I contacted social services to see if we could get any help.
His behaviour was not deemed bad enough to warrant it so the answer was no!
I asked the teachers at his school to tell me where we were going wrong. They could not. I asked social services to tell me were we were going wrong. They either could not , or couldn't be bothered.
Of course we know now that the cannabis was most probably the reason for his behaviour.It changed his personality. He changed from being a nice friendly. lovable boy, into this monster, who could not see what all the fuss was about . He couldn't give two hoots for anyone other than his "mates".
If we knew then what we know now! If social services had been there for us then! It was a nightmare.
So please do not be so quick to blame the parents. Of course there are bad ones that let their kids run riot. But sometimes, The parents are doing the best they can in many cases. But sometimes their best is not enough.
Dont underestimate the power of peer pressure And cannabis. It makes my blood boil when I hear peoplw say it is harmless. It is NOT!!!

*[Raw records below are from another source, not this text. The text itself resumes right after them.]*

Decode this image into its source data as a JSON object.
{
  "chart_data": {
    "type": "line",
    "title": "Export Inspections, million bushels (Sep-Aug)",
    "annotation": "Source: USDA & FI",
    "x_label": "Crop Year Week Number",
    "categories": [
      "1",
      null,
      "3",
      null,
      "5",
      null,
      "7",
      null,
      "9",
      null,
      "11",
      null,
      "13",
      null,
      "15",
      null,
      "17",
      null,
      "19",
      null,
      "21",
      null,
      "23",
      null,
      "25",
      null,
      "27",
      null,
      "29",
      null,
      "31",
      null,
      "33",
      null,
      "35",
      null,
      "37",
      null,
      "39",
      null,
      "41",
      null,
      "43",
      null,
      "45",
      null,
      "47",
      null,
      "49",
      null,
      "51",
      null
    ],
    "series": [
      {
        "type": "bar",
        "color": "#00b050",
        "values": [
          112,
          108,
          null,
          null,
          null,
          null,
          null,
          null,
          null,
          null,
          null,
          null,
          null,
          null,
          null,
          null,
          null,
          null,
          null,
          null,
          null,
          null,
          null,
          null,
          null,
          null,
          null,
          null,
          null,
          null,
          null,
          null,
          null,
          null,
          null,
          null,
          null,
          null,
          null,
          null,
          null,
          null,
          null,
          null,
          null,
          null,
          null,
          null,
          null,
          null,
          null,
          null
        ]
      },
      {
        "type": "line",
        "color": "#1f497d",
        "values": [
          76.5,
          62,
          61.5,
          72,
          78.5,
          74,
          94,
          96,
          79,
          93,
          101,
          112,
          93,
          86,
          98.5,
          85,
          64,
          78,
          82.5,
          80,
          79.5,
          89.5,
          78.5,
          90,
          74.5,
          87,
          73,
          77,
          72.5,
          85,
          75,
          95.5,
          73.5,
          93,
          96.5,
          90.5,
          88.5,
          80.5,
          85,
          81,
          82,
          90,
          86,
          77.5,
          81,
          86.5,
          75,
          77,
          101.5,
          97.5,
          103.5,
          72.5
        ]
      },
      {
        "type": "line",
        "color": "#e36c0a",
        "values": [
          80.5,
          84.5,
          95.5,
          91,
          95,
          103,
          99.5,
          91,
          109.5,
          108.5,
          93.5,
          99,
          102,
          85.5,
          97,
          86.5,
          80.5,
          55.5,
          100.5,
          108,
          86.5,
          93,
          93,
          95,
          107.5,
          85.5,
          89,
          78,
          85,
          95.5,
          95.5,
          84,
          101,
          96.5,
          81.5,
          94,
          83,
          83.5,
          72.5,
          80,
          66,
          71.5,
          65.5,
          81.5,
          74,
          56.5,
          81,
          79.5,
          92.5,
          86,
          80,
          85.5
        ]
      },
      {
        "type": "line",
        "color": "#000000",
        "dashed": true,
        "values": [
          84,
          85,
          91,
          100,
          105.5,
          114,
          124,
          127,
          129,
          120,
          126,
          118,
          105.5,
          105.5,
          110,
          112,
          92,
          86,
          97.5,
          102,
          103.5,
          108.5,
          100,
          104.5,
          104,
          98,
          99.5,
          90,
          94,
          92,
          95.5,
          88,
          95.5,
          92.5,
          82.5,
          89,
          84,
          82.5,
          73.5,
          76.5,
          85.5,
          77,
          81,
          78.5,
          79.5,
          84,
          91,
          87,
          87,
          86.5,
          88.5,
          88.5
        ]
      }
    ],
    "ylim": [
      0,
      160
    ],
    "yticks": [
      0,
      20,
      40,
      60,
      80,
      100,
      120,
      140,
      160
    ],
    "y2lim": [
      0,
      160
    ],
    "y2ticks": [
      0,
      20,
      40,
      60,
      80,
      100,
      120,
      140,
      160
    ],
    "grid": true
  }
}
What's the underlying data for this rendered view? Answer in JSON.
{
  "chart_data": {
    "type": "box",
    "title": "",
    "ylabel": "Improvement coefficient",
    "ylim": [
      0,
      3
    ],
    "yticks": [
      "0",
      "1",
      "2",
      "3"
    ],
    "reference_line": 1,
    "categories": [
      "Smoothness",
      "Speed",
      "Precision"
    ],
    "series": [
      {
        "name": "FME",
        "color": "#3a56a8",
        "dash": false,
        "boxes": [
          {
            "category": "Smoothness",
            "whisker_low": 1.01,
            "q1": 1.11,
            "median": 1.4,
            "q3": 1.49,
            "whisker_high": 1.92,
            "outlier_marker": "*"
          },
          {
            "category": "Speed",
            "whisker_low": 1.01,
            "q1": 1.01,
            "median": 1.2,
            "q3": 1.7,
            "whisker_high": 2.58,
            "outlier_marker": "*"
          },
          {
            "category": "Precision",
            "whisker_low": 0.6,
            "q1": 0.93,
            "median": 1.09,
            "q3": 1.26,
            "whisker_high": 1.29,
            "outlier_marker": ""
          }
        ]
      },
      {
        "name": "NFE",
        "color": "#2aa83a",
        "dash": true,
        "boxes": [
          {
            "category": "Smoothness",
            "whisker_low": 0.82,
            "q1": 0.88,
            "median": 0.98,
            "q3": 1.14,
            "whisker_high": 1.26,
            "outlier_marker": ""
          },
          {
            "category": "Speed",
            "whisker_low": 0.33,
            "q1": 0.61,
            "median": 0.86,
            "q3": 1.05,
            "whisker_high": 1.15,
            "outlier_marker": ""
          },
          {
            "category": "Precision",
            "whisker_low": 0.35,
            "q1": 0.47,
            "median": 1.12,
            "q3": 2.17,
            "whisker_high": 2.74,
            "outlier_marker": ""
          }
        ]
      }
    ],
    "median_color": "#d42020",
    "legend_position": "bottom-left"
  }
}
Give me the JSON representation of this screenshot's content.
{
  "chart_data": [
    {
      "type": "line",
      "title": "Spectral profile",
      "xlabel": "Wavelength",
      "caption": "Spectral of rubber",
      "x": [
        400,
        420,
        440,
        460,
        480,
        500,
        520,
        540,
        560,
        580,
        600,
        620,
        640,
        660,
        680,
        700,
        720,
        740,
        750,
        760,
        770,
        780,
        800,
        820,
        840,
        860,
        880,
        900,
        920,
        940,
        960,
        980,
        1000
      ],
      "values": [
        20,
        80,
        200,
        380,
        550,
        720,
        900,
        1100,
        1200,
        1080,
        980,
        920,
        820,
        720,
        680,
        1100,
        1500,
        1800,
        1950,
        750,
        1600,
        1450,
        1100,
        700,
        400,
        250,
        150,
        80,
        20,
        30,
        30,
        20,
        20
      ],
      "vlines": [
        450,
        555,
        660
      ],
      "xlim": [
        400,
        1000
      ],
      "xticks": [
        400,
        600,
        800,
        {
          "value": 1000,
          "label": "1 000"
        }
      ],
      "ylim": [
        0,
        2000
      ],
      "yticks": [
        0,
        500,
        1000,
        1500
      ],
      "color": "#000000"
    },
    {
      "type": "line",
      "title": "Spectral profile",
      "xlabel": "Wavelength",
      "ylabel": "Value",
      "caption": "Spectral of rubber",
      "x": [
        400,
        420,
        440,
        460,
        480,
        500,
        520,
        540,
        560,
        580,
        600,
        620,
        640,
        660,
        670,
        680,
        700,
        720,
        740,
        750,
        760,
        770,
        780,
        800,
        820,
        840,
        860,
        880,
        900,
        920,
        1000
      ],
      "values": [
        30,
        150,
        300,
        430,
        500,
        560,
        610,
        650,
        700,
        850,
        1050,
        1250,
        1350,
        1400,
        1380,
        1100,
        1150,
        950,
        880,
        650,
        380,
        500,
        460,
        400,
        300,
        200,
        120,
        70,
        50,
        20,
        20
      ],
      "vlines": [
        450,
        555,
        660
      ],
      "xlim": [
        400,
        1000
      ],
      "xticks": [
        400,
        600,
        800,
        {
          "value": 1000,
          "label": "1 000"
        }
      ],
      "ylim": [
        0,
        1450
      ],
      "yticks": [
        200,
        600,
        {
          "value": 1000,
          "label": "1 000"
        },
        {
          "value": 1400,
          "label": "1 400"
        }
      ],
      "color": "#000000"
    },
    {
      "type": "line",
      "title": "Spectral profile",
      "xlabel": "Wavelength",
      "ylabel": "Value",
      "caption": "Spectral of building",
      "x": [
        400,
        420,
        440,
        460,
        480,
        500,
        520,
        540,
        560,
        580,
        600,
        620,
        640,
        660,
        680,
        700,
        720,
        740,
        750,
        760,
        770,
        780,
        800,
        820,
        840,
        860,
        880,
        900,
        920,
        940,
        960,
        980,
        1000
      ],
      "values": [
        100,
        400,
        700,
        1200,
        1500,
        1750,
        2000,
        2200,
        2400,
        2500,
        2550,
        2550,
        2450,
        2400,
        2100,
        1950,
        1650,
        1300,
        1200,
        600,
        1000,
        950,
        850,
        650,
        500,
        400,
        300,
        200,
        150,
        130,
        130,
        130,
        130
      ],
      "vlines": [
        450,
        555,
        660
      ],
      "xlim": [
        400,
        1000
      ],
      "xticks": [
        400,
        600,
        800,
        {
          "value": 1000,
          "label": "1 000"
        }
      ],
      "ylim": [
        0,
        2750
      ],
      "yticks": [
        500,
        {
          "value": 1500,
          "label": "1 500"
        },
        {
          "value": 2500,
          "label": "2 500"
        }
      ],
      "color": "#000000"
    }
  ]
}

I am sorry if it was me who you thought was blaming the parents. I was not at all. I do not think it is always their fault when their children behave badly. What i was saying was that these children and others who behave in a serious violent way and end up killing someone when they are so young have more than likely not had a happy, loving home. Their parents may or may not have loved them but if they did then the children probably did not feel loved or liked by them. I think even those parents who do love their children and want the best for them are not always able to know how to deal with the things they do, even at a young age. As a teenager myself i got into drugs, smoked cannabis a lot as well as other things. I know now as adult that my mum loved me and tried her best but she did not always handle things right and we argued a lot. I had low self esteem and felt unloved. I was never violent towards anyone but i did steal. I changed as i got older and my relationship with my mum got much better. She had always stuck by me and loved me no matter what. But this sort of thing is not the same as what these children did. For a 10 yr old to be so violent it is very unlikely that he has had a stable upbringing. I dont blame the parents but i do think they should be helped and supported, ideally before things like this happen and while the children are still very young.